A farmers’ association board member who wished to remain anonymous said that because marijuana is illegal, growers tend to isolate themselves from each other and are often reluctant make friends with neighbors or invite them into their homes. He said he got involved in the association because he wants to help build a community of other like-minded marijuana farmers.
“By that I mean people that are not exclusively growing for profit but who genuinely care about their patients — that they receive their medicine — and want to produce a superior product that is made within the parameters of being environmentally conscious and sustainable. I also feel that we as growers need to create a united front to position ourselves favorably within the pending legislative framework now evolving regarding our industry.”
Writer and actress Sherry Glaser, whose Love In It cooperative and medical marijuana dispensary in Ft. Bragg was raided March 4 by county and federal agents, was present at the workshop and entertained the gathering with a short comedy sketch.
“Sherry was indeed selling on the black market,” Carrera explained before the event. “That is against our mission statement and objectives.
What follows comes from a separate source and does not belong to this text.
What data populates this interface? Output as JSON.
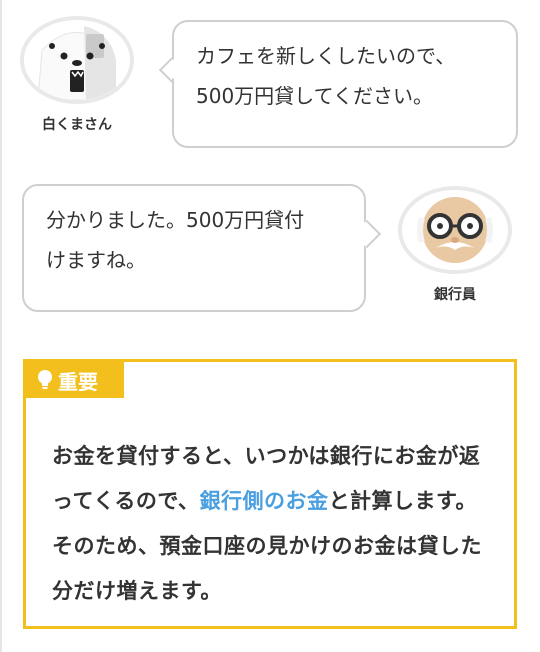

However, everyone was selling on the black market prior to 9.31. And people are transitioning out of it as they become more aware of the varying laws and how to navigate through them. The board believes in rehabilitation, an open door through unity. Sherry was never inspected, nor was she a member. But I called her after her raid and told her what we were doing, and she volunteered her time.”
Glaser told the group she supported the work of the Small Farmers Association. “I encourage you to get legal and figure out on what grounds that we can do this,” she said. “We need all of you — drivers, dispensaries, growers, to make law not react to the law, and actually construct it. Have you got that kind of courage?”
(Jane Futcher’s Women Gone Wild is a memoir about moving to northern Mendocino County.)